For both Patagonia and BRCC, you can agree or disagree with their political viewpoints. That’s not the point. The takeaway is this: companies like these are case studies in the power of consistency. People know exactly what these brands stand for. That allows customers to not just buy products, but to buy into a belief system. When people buy based on values, you become more valuable to them. And they’re willing to spend more. It takes you out of the red ocean and into a blue one.
Conversely, brands like Target are struggling under the weight of an inconsistent identity. Target spent years supporting LGBTQIA+, BIPOC, AAPI, and other marginalized communities, which drove a wedge between the retailer and conservative customers. Then, in 2023 and 2024, Target scaled back its Pride displays in response to backlash. The result? Alienation on both sides.
In 2025, Target rolled back DEI initiatives in response to Executive Orders signed by President Trump, further alienating its left-leaning base. Foot traffic was down 4.7% year-over-year the week of February 24, marking the fifth straight week of decline. Meanwhile, competitors like Costco, who maintained their DEI stance, saw foot traffic rise by 6.7%.
In late 2024, Target’s stock dropped 22%, wiping out $15.7 billion in market value. Shareholders have since filed lawsuits, accusing the company of misrepresenting the risks of its inconsistent DEI policies. This is more than reputational damage. It’s real dollars lost. What does Target believe? You can’t tell me. And that’s why they’re losing clout.
Ben & Jerry’s, a longtime poster child for progressive activism, may soon find themselves in similar trouble. The brand has famously stood for causes like criminal justice reform and climate change. They’ve been loud, proud, and unapologetically political. But recently, parent company Unilever removed their CEO, reportedly due to concerns that the brand’s activism had become too polarizing and risky.

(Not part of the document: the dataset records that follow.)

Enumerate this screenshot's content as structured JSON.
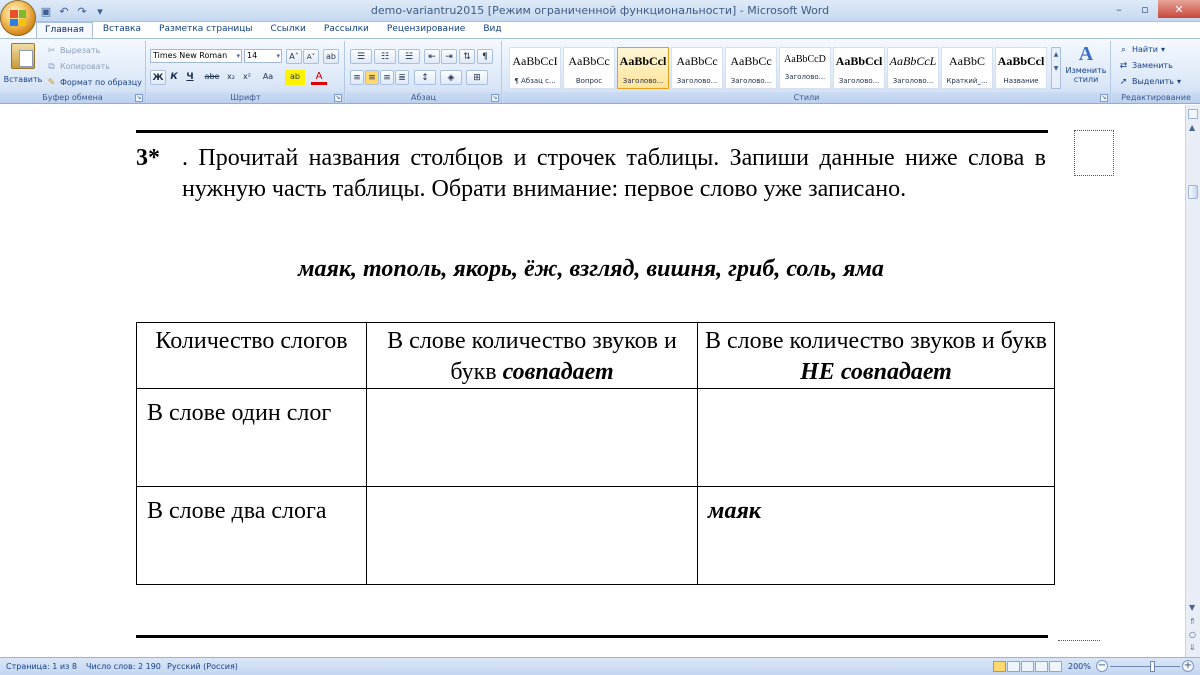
{
  "window": {
    "title": "demo-variantru2015 [Режим ограниченной функциональности] - Microsoft Word",
    "controls": [
      "–",
      "▫",
      "✕"
    ]
  },
  "tabs": [
    "Главная",
    "Вставка",
    "Разметка страницы",
    "Ссылки",
    "Рассылки",
    "Рецензирование",
    "Вид"
  ],
  "ribbon": {
    "clipboard": {
      "paste": "Вставить",
      "cut": "Вырезать",
      "copy": "Копировать",
      "format_painter": "Формат по образцу",
      "group_label": "Буфер обмена"
    },
    "font": {
      "font_name": "Times New Roman",
      "font_size": "14",
      "group_label": "Шрифт",
      "bold": "Ж",
      "italic": "К",
      "underline": "Ч",
      "strike": "abe",
      "subscript": "x₂",
      "superscript": "x²",
      "change_case": "Aa",
      "grow": "A˄",
      "shrink": "A˅",
      "clear": "ab",
      "font_color": "A",
      "highlight": "ab"
    },
    "paragraph": {
      "group_label": "Абзац",
      "show_marks": "¶"
    },
    "styles": {
      "group_label": "Стили",
      "items": [
        {
          "sample": "AaBbCcI",
          "name": "¶ Абзац с..."
        },
        {
          "sample": "AaBbCc",
          "name": "Вопрос"
        },
        {
          "sample": "AaBbCcl",
          "name": "Заголово..."
        },
        {
          "sample": "AaBbCc",
          "name": "Заголово..."
        },
        {
          "sample": "AaBbCc",
          "name": "Заголово..."
        },
        {
          "sample": "AaBbCcD",
          "name": "Заголово..."
        },
        {
          "sample": "AaBbCcl",
          "name": "Заголово..."
        },
        {
          "sample": "AaBbCcL",
          "name": "Заголово..."
        },
        {
          "sample": "AaBbC",
          "name": "Краткий_..."
        },
        {
          "sample": "AaBbCcl",
          "name": "Название"
        }
      ],
      "change_styles": "Изменить стили"
    },
    "editing": {
      "group_label": "Редактирование",
      "find": "Найти",
      "replace": "Заменить",
      "select": "Выделить"
    }
  },
  "document": {
    "task_number": "3*",
    "task_text": ". Прочитай названия столбцов и строчек таблицы. Запиши данные ниже слова в нужную часть таблицы. Обрати внимание: первое слово уже записано.",
    "words": "маяк, тополь, якорь, ёж, взгляд, вишня, гриб, соль, яма",
    "table": {
      "header": {
        "col1": "Количество слогов",
        "col2_plain": "В слове количество звуков и букв ",
        "col2_emph": "совпадает",
        "col3_plain": "В слове количество звуков и букв ",
        "col3_emph": "НЕ совпадает"
      },
      "rows": [
        {
          "label": "В слове один слог",
          "match": "",
          "nomatch": ""
        },
        {
          "label": "В слове два слога",
          "match": "",
          "nomatch": "маяк"
        }
      ]
    }
  },
  "statusbar": {
    "page": "Страница: 1 из 8",
    "words": "Число слов: 2 190",
    "language": "Русский (Россия)",
    "zoom": "200%"
  }
}
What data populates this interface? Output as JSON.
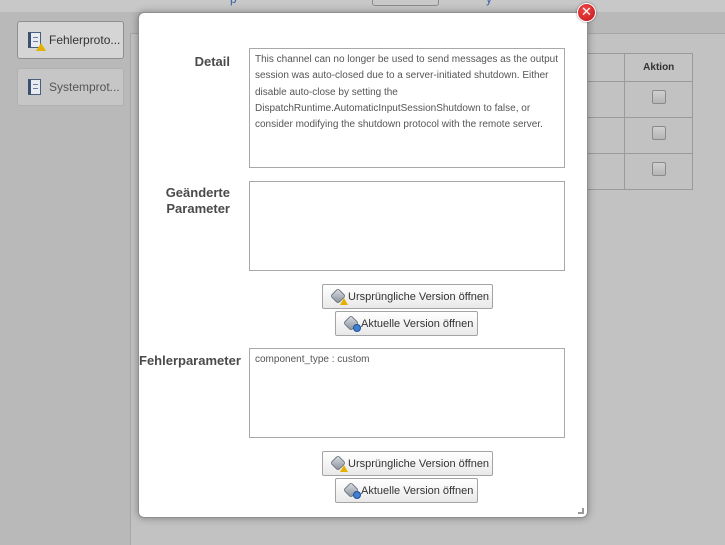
{
  "background": {
    "top_link_1": "p",
    "top_link_2": "y",
    "sidebar": [
      {
        "label": "Fehlerproto...",
        "icon": "error-log-icon"
      },
      {
        "label": "Systemprot...",
        "icon": "system-log-icon"
      }
    ],
    "table": {
      "header_action": "Aktion",
      "rows": 3
    }
  },
  "modal": {
    "close_symbol": "✕",
    "detail_label": "Detail",
    "detail_text": "This channel can no longer be used to send messages as the output session was auto-closed due to a server-initiated shutdown. Either disable auto-close by setting the DispatchRuntime.AutomaticInputSessionShutdown to false, or consider modifying the shutdown protocol with the remote server.",
    "changed_params_label_line1": "Geänderte",
    "changed_params_label_line2": "Parameter",
    "changed_params_text": "",
    "open_original_label": "Ursprüngliche Version öffnen",
    "open_current_label": "Aktuelle Version öffnen",
    "error_params_label": "Fehlerparameter",
    "error_params_text": "component_type : custom",
    "open_original_label_2": "Ursprüngliche Version öffnen",
    "open_current_label_2": "Aktuelle Version öffnen"
  }
}
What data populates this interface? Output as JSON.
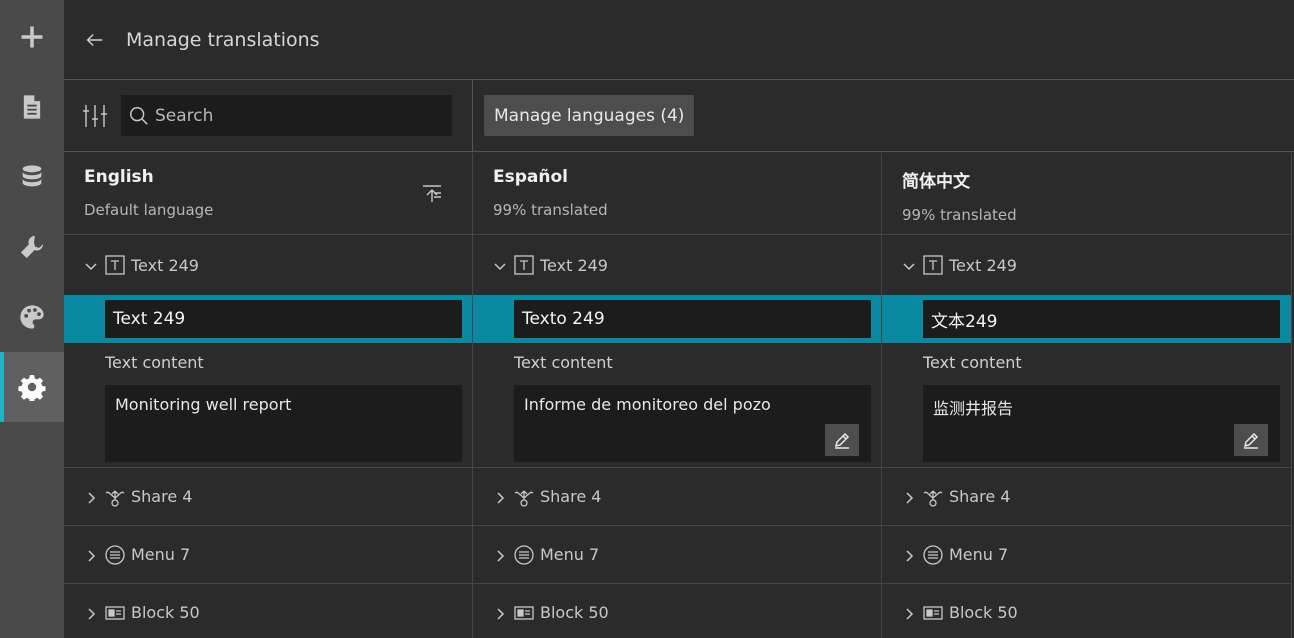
{
  "header": {
    "title": "Manage translations"
  },
  "toolbar": {
    "search_placeholder": "Search",
    "manage_languages_label": "Manage languages (4)"
  },
  "colors": {
    "accent": "#0a8aa0",
    "rail_active_bar": "#1fb2c9"
  },
  "rail": [
    {
      "icon": "plus-icon"
    },
    {
      "icon": "page-icon"
    },
    {
      "icon": "database-icon"
    },
    {
      "icon": "wrench-icon"
    },
    {
      "icon": "palette-icon"
    },
    {
      "icon": "gear-icon",
      "active": true
    }
  ],
  "columns": [
    {
      "name": "English",
      "subtitle": "Default language",
      "expanded_item": "Text 249",
      "item_value": "Text 249",
      "content_label": "Text content",
      "content_value": "Monitoring well report",
      "rows": [
        "Share 4",
        "Menu 7",
        "Block 50"
      ]
    },
    {
      "name": "Español",
      "subtitle": "99% translated",
      "expanded_item": "Text 249",
      "item_value": "Texto 249",
      "content_label": "Text content",
      "content_value": "Informe de monitoreo del pozo",
      "rows": [
        "Share 4",
        "Menu 7",
        "Block 50"
      ]
    },
    {
      "name": "简体中文",
      "subtitle": "99% translated",
      "expanded_item": "Text 249",
      "item_value": "文本249",
      "content_label": "Text content",
      "content_value": "监测井报告",
      "rows": [
        "Share 4",
        "Menu 7",
        "Block 50"
      ]
    }
  ]
}
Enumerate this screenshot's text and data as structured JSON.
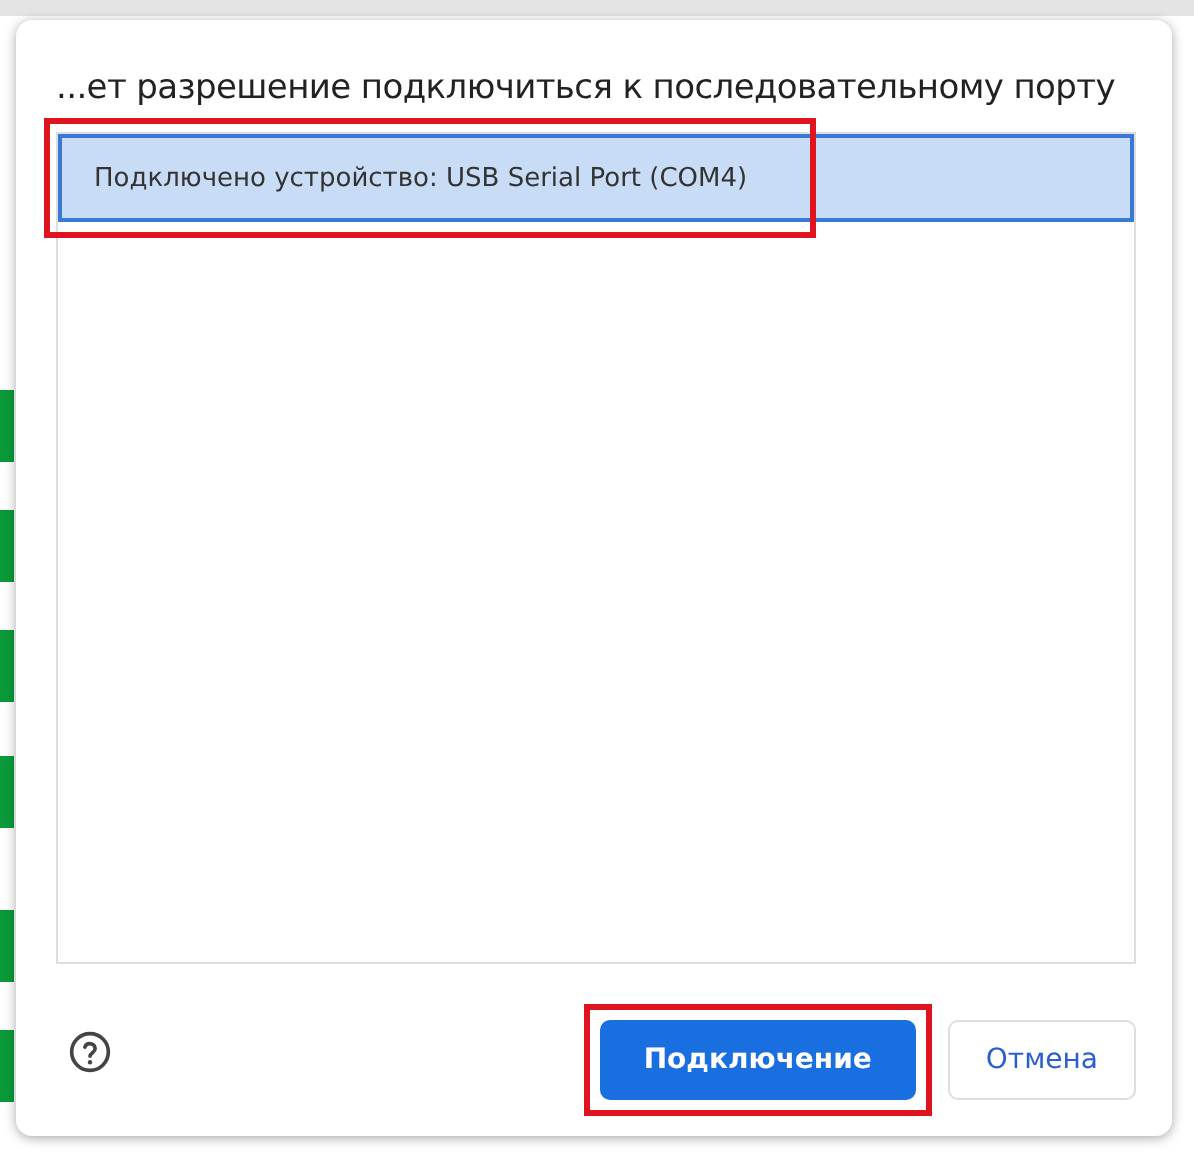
{
  "dialog": {
    "title": "...ет разрешение подключиться к последовательному порту",
    "devices": [
      {
        "label": "Подключено устройство: USB Serial Port (COM4)",
        "selected": true,
        "highlighted": true
      }
    ],
    "buttons": [
      {
        "label": "Подключение",
        "kind": "primary",
        "highlighted": true
      },
      {
        "label": "Отмена",
        "kind": "secondary",
        "highlighted": false
      }
    ]
  }
}
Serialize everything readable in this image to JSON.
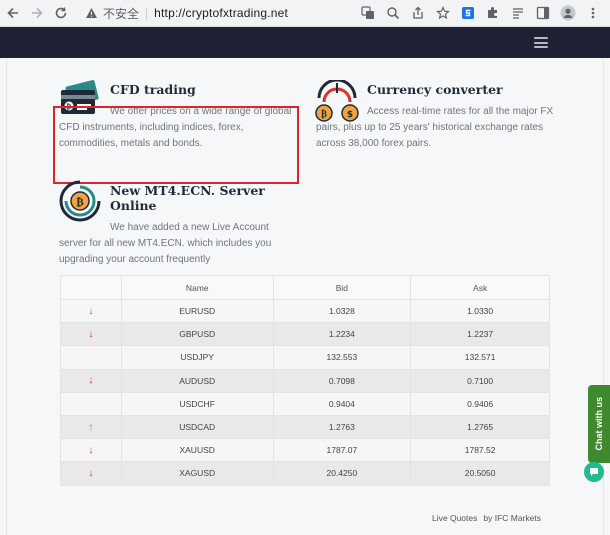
{
  "browser": {
    "security_label": "不安全",
    "url": "http://cryptofxtrading.net"
  },
  "features": [
    {
      "title": "CFD trading",
      "description": "We offer prices on a wide range of global CFD instruments, including indices, forex, commodities, metals and bonds."
    },
    {
      "title": "Currency converter",
      "description": "Access real-time rates for all the major FX pairs, plus up to 25 years' historical exchange rates across 38,000 forex pairs."
    },
    {
      "title": "New MT4.ECN. Server Online",
      "description": "We have added a new Live Account server for all new MT4.ECN. which includes you upgrading your account frequently"
    }
  ],
  "table": {
    "headers": [
      "Name",
      "Bid",
      "Ask"
    ],
    "rows": [
      {
        "trend": "down",
        "name": "EURUSD",
        "bid": "1.0328",
        "ask": "1.0330"
      },
      {
        "trend": "down",
        "name": "GBPUSD",
        "bid": "1.2234",
        "ask": "1.2237"
      },
      {
        "trend": "",
        "name": "USDJPY",
        "bid": "132.553",
        "ask": "132.571"
      },
      {
        "trend": "down",
        "name": "AUDUSD",
        "bid": "0.7098",
        "ask": "0.7100"
      },
      {
        "trend": "",
        "name": "USDCHF",
        "bid": "0.9404",
        "ask": "0.9406"
      },
      {
        "trend": "up",
        "name": "USDCAD",
        "bid": "1.2763",
        "ask": "1.2765"
      },
      {
        "trend": "down",
        "name": "XAUUSD",
        "bid": "1787.07",
        "ask": "1787.52"
      },
      {
        "trend": "down",
        "name": "XAGUSD",
        "bid": "20.4250",
        "ask": "20.5050"
      }
    ]
  },
  "footer": {
    "link": "Live Quotes",
    "credit": "by IFC Markets"
  },
  "chat": {
    "label": "Chat with us"
  },
  "colors": {
    "header_bg": "#1f2235",
    "highlight": "#e0242a",
    "down": "#d0322d",
    "up": "#46b04a",
    "chat": "#3f8a2f"
  }
}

It’s a reminder that values-based branding works best when it’s aligned from the top down. When your brand voice and corporate structure are misaligned, backlash follows.
Importantly, this strategy isn’t just for billion-dollar brands.
PublicSquare, a conservative-friendly e-commerce platform, has grown by curating vendors who align with “pro-America” values. Sausan Molthen, owner of Bitchin' Baklava in San Francisco, joined the platform after facing criticism for her Christian beliefs. Taking a visible stand brought a surge in support and boosted online orders.
On the flip side, Beauty Bakerie, a Black-owned, women-led cosmetics brand, has grown a cult following for centering Black culture and values in its products and messaging. Founder Cashmere Nicole has used her platform to speak out on racial justice, and the brand continues to grow, landing major retail partnerships and expanding globally.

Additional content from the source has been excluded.